Another thing she did is get me to self harm in the middle of class. Not directly. We sat together in English class and every day pretty much everything seemed normal. Then at lunch time I'd notice that she cut her arm. I had to ask when and why that happened because it worried me, and she told me she did it in English class. Words can't explain how much this incidence drove me crazy. I still think about it... I never ever saw her do it that day, there was no way she could have! I know she did it at some other time now but still... Another time she did do it in front of me. To her ankle, right in her chair, right in front of the teacher. Of course no one noticed but me. This also drove me insane.

Eventually I started doing it myself. I realized how easy it was to get away with it, and classes for me were hell. I never slept, had constant nightmares, and my teachers were shallow. So self harming in class was addictive. I think the only class I didn't do it in was the English class with Summer. If I wasn't doing it in class, I'd go to the bathroom and do it. I was basically self harming 24/7.

My geometry teacher hated me. Summer introduced me to my now girlfriend, and I texted her during any class I could.

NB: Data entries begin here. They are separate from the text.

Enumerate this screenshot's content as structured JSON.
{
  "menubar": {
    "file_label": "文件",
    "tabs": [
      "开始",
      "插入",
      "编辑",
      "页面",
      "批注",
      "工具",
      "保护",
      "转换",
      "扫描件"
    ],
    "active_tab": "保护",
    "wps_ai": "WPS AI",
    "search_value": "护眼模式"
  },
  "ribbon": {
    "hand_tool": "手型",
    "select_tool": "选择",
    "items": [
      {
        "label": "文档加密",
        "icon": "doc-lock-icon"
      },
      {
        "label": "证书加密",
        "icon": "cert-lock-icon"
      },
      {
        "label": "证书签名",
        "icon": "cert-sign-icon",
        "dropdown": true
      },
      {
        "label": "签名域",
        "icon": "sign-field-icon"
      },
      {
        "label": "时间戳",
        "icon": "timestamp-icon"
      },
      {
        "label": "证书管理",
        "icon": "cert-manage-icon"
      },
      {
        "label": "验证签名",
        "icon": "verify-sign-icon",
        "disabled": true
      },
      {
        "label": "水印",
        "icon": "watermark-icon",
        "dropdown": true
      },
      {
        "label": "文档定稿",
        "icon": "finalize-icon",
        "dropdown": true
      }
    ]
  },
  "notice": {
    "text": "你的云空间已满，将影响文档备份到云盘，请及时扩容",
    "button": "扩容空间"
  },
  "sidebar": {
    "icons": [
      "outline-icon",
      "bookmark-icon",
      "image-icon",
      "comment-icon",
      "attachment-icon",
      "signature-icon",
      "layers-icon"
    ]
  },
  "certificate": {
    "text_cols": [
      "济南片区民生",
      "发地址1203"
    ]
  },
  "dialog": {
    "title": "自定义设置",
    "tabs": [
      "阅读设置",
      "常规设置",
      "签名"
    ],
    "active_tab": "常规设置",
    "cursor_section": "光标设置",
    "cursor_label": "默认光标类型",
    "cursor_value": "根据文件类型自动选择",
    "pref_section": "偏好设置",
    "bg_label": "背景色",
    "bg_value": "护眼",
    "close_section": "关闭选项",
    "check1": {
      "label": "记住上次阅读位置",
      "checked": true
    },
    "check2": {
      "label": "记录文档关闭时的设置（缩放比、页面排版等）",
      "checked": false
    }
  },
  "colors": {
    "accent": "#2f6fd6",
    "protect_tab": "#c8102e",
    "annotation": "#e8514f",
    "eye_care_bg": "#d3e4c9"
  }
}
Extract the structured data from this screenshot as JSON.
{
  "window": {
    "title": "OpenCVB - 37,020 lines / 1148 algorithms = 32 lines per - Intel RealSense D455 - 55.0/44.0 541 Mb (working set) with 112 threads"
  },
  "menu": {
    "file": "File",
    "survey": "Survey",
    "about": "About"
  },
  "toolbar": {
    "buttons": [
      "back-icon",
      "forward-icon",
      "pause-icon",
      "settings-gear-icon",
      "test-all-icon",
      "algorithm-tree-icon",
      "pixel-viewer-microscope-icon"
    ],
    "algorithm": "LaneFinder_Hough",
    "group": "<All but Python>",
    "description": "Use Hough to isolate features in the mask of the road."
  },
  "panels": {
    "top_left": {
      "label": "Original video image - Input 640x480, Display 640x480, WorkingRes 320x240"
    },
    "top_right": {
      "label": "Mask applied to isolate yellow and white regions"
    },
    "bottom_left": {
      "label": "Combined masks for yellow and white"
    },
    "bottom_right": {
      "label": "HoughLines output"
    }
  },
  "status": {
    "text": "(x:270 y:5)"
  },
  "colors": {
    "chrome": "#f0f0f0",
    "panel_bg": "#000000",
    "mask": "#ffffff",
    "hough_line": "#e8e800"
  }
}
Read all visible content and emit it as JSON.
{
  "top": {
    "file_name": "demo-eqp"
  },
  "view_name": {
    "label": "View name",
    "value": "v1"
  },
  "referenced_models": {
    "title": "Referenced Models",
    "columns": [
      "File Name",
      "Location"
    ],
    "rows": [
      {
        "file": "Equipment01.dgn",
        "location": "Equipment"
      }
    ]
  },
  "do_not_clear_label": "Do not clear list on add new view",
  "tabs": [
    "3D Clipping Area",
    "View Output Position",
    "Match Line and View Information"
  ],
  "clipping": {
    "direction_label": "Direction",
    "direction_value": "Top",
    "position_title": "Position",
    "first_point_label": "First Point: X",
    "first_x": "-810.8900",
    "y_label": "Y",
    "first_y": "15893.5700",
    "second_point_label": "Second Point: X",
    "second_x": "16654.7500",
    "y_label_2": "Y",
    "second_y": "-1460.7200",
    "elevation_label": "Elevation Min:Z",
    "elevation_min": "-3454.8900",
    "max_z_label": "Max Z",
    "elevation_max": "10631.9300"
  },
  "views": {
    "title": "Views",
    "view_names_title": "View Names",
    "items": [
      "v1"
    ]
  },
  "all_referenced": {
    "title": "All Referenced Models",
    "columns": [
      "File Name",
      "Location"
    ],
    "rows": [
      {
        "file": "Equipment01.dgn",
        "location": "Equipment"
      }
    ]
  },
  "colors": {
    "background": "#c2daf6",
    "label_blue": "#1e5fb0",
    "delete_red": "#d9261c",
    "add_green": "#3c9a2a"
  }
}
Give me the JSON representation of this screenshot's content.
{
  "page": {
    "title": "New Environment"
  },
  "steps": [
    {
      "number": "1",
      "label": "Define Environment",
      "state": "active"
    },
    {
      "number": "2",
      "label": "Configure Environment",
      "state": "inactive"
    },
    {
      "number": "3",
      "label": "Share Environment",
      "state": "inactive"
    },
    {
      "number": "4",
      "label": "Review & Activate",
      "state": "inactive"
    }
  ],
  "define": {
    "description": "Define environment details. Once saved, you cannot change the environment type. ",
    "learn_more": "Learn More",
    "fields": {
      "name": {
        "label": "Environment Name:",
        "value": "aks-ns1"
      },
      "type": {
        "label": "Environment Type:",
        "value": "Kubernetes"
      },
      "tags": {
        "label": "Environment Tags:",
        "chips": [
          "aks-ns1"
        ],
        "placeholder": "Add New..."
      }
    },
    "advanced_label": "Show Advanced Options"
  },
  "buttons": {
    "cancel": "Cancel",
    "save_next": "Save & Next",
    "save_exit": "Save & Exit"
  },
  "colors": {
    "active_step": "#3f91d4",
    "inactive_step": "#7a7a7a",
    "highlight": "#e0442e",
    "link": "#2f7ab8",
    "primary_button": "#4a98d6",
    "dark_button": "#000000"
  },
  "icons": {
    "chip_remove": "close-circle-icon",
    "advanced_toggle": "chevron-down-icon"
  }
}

For some reason I texted a lot in geometry, so the teacher was constantly yelling at me to put the phone away. Except for a few occasions when I was not on my phone... I was cutting myself. Or flicking a rubber band on the cuts I already had. I wonder what would have happened if she ever found out what I was really doing some of the time that she yelled at me. I just hope no one saw. I wouldn't be able to live with myself if anyone had to witness what I was doing in class.

I have more instances that stick with me that are similar. I mentioned having terrible mornings. My computer class, first thing in the morning, had an awful, terrible teacher. I can't explain how much I hate this lady. If I was even a second late, she'd write me up and I'd be in the principal's office all morning. Even after I got back from the mental hospital and had to tell all my teachers that I needed more help she didn't let up. I don't know if she hated me or what. But she made my life absolutely miserable. Instead of going to the office I'd hide in what we called the dungeon, which was a dark hallway that leads to all the computer labs, and I'd cut myself. And when I'd get back to class I'd go to the bathroom, or do it in her class. (One time I was in the bathroom self harming and some girl who had no clue what I was doing decided to tell the teacher I was puking in there??? I was in a stall, made no noise, and I just.... why did you do that?? The teacher lectured me about it and didn't believe me when I said no, I was NOT PUKING. Sigh.)

Anyways, thank you for reading if you have.